2. In The War of Art, Steven Pressfield suggests that writerly procrastination can be blamed on a force he calls Resistance:
Resistance cannot be seen, touched, heard, or smelled. But it can be felt. We experience it as an energy field radiating from a work-in-potential. It’s a repelling force. Its aim is to shove us away, distract us, prevent us from doing our work … Resistance will tell you anything to keep you from doing your work … Resistance has no strength of its own. Every ounce of juice it possesses comes from us. We feed it with power by our fear of it.

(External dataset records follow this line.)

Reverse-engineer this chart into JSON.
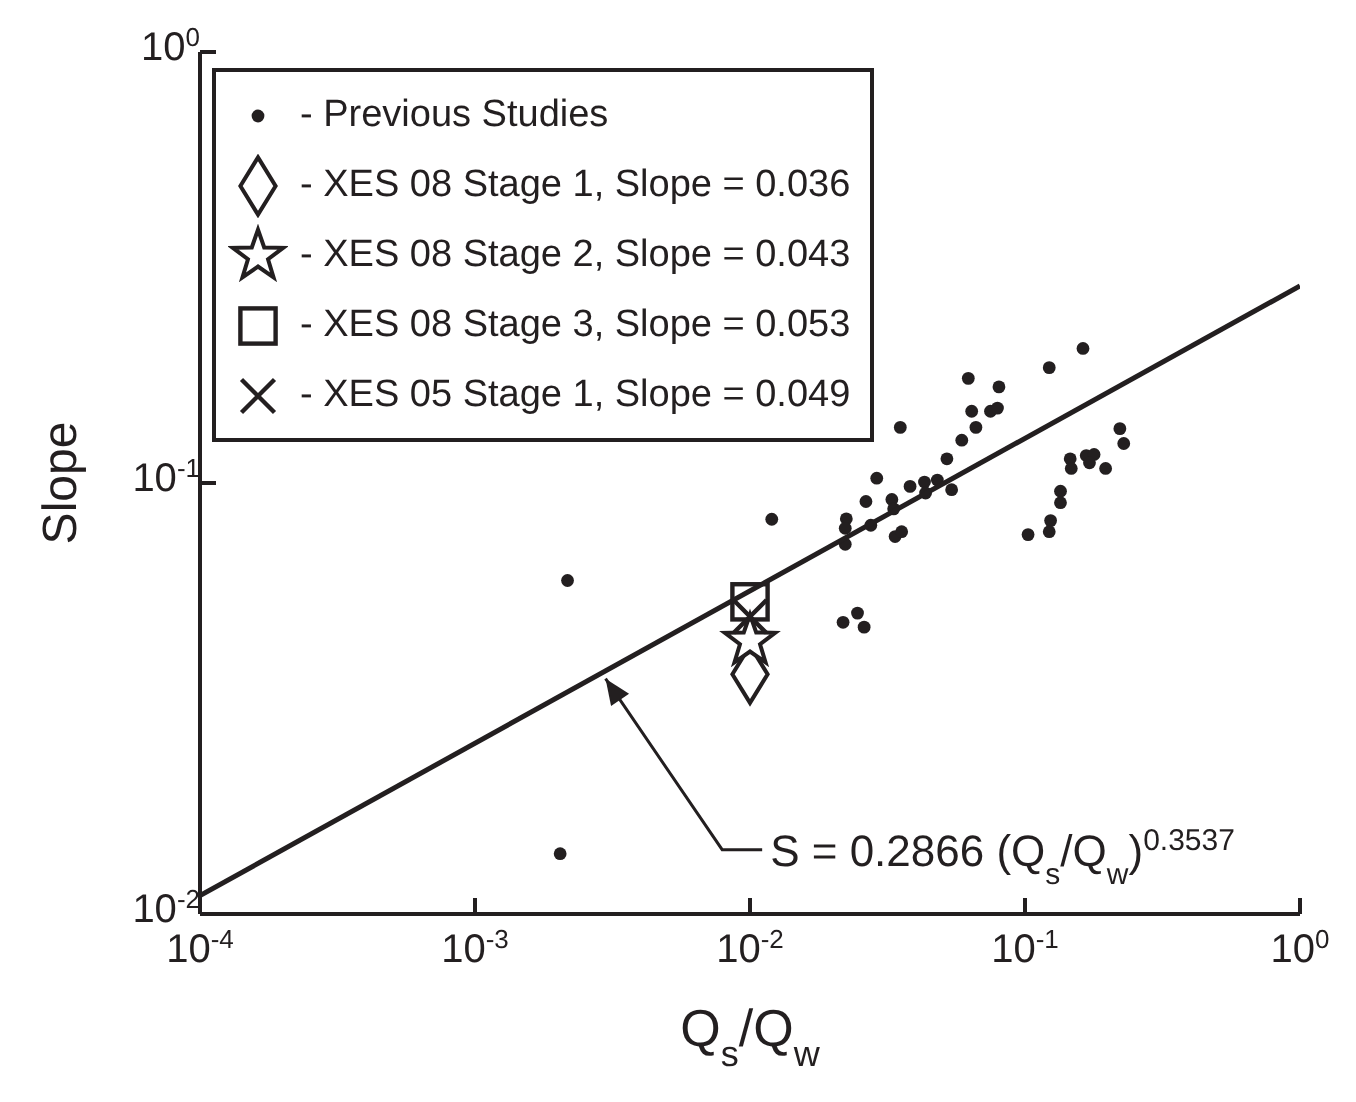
{
  "chart_data": {
    "type": "scatter",
    "xlabel": "Q$_{s}$/Q$_{w}$",
    "ylabel": "Slope",
    "log": "xy",
    "grid": false,
    "legend": "top left",
    "xlim": [
      0.0001,
      1
    ],
    "ylim": [
      0.01,
      1
    ],
    "xticks": [
      {
        "value": 0.0001,
        "label": "10$^{-4}$"
      },
      {
        "value": 0.001,
        "label": "10$^{-3}$"
      },
      {
        "value": 0.01,
        "label": "10$^{-2}$"
      },
      {
        "value": 0.1,
        "label": "10$^{-1}$"
      },
      {
        "value": 1,
        "label": "10$^{0}$"
      }
    ],
    "yticks": [
      {
        "value": 0.01,
        "label": "10$^{-2}$"
      },
      {
        "value": 0.1,
        "label": "10$^{-1}$"
      },
      {
        "value": 1,
        "label": "10$^{0}$"
      }
    ],
    "annotations": [
      {
        "text": "S = 0.2866 (Q$_{s}$/Q$_{w}$)$^{0.3537}$",
        "x": 0.0029,
        "y": 0.0361
      }
    ],
    "series": [
      {
        "name": "- Previous Studies",
        "marker": "circle",
        "color": "#231f20",
        "x": [
          0.00217,
          0.00204,
          0.012,
          0.0218,
          0.0246,
          0.026,
          0.0224,
          0.0222,
          0.0222,
          0.0264,
          0.0275,
          0.0289,
          0.0328,
          0.0333,
          0.0337,
          0.0356,
          0.0352,
          0.0382,
          0.0431,
          0.0435,
          0.048,
          0.0541,
          0.052,
          0.0589,
          0.0663,
          0.064,
          0.0749,
          0.0794,
          0.0622,
          0.0804,
          0.1225,
          0.1625,
          0.2213,
          0.2286,
          0.146,
          0.1473,
          0.167,
          0.1783,
          0.1716,
          0.1964,
          0.1346,
          0.1346,
          0.1239,
          0.1225,
          0.1026
        ],
        "values": [
          0.0594,
          0.0138,
          0.0824,
          0.0475,
          0.0499,
          0.0463,
          0.0826,
          0.0785,
          0.0721,
          0.0906,
          0.0798,
          0.1026,
          0.0916,
          0.0871,
          0.0751,
          0.0771,
          0.1346,
          0.0982,
          0.1005,
          0.0948,
          0.1016,
          0.0965,
          0.1138,
          0.1257,
          0.1346,
          0.1467,
          0.1467,
          0.1492,
          0.1749,
          0.1671,
          0.1852,
          0.2052,
          0.1337,
          0.1235,
          0.1138,
          0.1081,
          0.1158,
          0.1165,
          0.1114,
          0.1081,
          0.0957,
          0.09,
          0.0818,
          0.0771,
          0.0759
        ]
      },
      {
        "name": "- XES 08 Stage 1, Slope = 0.036",
        "marker": "diamond",
        "color": "#231f20",
        "x": [
          0.01
        ],
        "values": [
          0.036
        ]
      },
      {
        "name": "- XES 08 Stage 2, Slope = 0.043",
        "marker": "star",
        "color": "#231f20",
        "x": [
          0.01
        ],
        "values": [
          0.043
        ]
      },
      {
        "name": "- XES 08 Stage 3, Slope = 0.053",
        "marker": "square",
        "color": "#231f20",
        "x": [
          0.01
        ],
        "values": [
          0.053
        ]
      },
      {
        "name": "- XES 05 Stage 1, Slope = 0.049",
        "marker": "cross",
        "color": "#231f20",
        "x": [
          0.01
        ],
        "values": [
          0.049
        ]
      },
      {
        "type": "line",
        "marker": "none",
        "line_style": "solid",
        "color": "#231f20",
        "x": [
          0.0001,
          1
        ],
        "values": [
          0.01103,
          0.2866
        ]
      }
    ]
  }
}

This all sounds rather dramatic, but Pressfield’s notion of Resistance will feel familiar to many aspiring writers—and viewing one’s mundane daily struggle to write as a minor skirmish in an epic, ongoing battle against Resistance is… kind of fun. The final third of the book gets a bit mystical and dippy (“I plan on using terms like muses and angels. Does that make you uncomfortable?” Why yes, yes it does!), but the first two-thirds of The War of Art may just make a writing warrior out of you.
3. John Gardner’s The Art of Fiction is for those of you who have conquered perfectionism and procrastination and are now going about the messy business of making sentences. Gardner sees fiction as the creation of a dream in the reader’s mind:
We may observe, first, that if the effect of the dream is to be powerful, the dream must … be vivid and continuous—vivid because if we are not quite clear about what it is we’re dreaming, who and where the characters are, what it is that they’re doing or trying to do and why, our emotions and judgements must be confused, dissipated, or blocked; and continuous because a repeatedly interrupted flow of action must necessarily have less force than an action directly carried through from its beginning to its conclusion.
Drawing on examples from Homer to Updike, Gardner demonstrates the various ways in which writers have created these dreams in the minds of readers. He addresses practical issues of craft, including point of view, sentence structure, voice, and rhythm, and his chapter on common errors—mistakes that “snap” the reader out of the fictional dream—should be essential reading for all would-be novelists. He’s particularly harsh on writers who use fancy-pants Latinate terms where Anglo-Saxon ones would do; if your story features an “inhospitable abode” instead of, say, a desert of rocks and sand, well, there’s probably no hope for you.